Climate change is real. What do we do now?
Thursday, February 14, 2019 11:20 AM
USFSP University Student Center
200 6th Ave S.
St. Petersburg, FL 33701
200 6th Ave S.
St. Petersburg, FL 33701
Dr. Don P. Chambers is a Professor of Physical Oceanography at the University of South Florida College of Marine Science, and is an internationally recognized expert in the field of sea level science. He specializes in using satellite observations to understand the mechanisms driving sea level change, both globally and regionally. He served as a Lead Author on the 5th Climate Assessment of the Intergovernmental Panel on Climate Change (IPCC), published in September 2013 and is a Fellow of the American Geophysical Union.
Douglas Herbert launched his journalism career from the bedroom of his childhood home on Manhattan's Upper East Side, hand-writing the Sunday weekly, House News, for a readership of two: his mom and dad. A decade and a half later, in the early 1990s, Douglas landed his first foreign assignment, drinking his way through the vineyards of southwest France as a writer and researcher for Harvard University's student-published Let's Go travel guide. Douglas subsequently freelanced in the Moscow bureau of The New York Times, chronicling the chaotic reality of a New Russia in the wake of Soviet collapse. After reporting stints in Tallinn, Estonia and Philadelphia, Pennsylvania, Douglas joined CNN, initially at its financial desk in New York City and, later, at CNN International in London, covering the European Union and EU expansion. Today, Douglas is a Paris-based commentator on world affairs for France 24, an international news channel that he joined at its launch in 2006. Douglas has reported from nearly a dozen G7 and G20 summits, from Cannes to Québec to Northern Ireland; UN General Assemblies; the 2016 US presidential election campaign, from the national party conventions to Donald Trump's inauguration; and on the Ukrainian conflict. Douglas's guests on the France 24 Interview show have included Tony Blair, Samantha Power, Garry Kasparov and Stephen Breyer. For the past six years, Douglas has taught a graduate-level fact-checking course at Paris's Sciences Po Journalism School. Last November, he spent a week in Tashkent, Uzbekistan training a new generation of TV journalists in live reporting and breaking news. An avid Russophile, Douglas received his Master's Degree in Russian Studies from Harvard University. If Douglas could banish one term from the English lexicon, it would be: Fake News.

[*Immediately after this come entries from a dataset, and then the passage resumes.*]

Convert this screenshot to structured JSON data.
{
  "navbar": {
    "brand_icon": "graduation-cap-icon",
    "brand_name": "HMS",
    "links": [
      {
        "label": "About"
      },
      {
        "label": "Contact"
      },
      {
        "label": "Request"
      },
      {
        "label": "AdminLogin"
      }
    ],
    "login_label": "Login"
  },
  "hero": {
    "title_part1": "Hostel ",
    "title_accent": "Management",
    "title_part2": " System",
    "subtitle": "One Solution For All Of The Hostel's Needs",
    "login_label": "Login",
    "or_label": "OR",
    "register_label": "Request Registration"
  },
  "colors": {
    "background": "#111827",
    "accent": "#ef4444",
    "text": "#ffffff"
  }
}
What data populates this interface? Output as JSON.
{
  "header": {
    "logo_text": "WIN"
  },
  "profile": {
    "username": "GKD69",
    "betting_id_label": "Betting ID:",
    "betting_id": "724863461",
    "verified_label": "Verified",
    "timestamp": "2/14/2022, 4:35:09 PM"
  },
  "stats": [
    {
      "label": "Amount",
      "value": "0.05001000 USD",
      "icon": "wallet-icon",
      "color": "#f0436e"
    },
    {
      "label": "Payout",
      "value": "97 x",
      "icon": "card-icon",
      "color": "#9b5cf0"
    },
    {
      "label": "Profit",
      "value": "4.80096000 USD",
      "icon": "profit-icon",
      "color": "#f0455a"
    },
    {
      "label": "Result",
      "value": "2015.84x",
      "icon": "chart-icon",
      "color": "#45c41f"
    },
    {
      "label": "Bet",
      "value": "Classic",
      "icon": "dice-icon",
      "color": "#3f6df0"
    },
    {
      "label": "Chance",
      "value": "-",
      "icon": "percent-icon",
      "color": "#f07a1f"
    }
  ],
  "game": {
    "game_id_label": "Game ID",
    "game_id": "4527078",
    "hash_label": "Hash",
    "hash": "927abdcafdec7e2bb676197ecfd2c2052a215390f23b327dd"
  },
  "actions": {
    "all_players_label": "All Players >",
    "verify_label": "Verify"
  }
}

Dr. Prager is a marine scientist and author, widely recognized for her expertise and ability to make science entertaining and understandable for people of all ages. She currently works as a freelance writer, consultant, and science advisor to Celebrity Cruises in the Galapagos Islands. She was previously the Chief Scientist for the Aquarius Reef Base program in Key Largo, FL, which includes the world's only undersea research station, and at one time the Assistant Dean at the University of Miami's Rosenstiel School of Marine and Atmospheric Science. Dr. Prager has built a national reputation as a scientist and spokesperson on earth and ocean science issues and is a sought after speaker for public-oriented events. She has appeared on several shows such as: The Today Show and NBC News, Fox News, CNN, the Discovery Channel and was a consultant for the Disney movie, Moana. Dr. Prager has participated in research expeditions to places such as the Galapagos Islands, Papua New Guinea, Caribbean, Bahamas, and the deep waters of the Florida Reef tract. She obtained a BA from Wesleyan University, Connecticut, a MS from the University of Miami's Rosenstiel School of Marine and Atmospheric Science, and in 1992, a PhD from Louisiana State University. Dr. Prager has published several books such as Stingray City, The Shark Whisperer, Sex, Drugs, and Sea Slime: The Oceans' Oddest Creatures and Why They Matter and Chasing Science at Sea: Racing hurricanes, stalking sharks, and living undersea with ocean experts and The Oceans. Dr. Prager has also published a series of children's books with the National Geographic Society, the first SAND received the 2000 Parents Choice Award, it was followed by Volcano and then Earthquakes.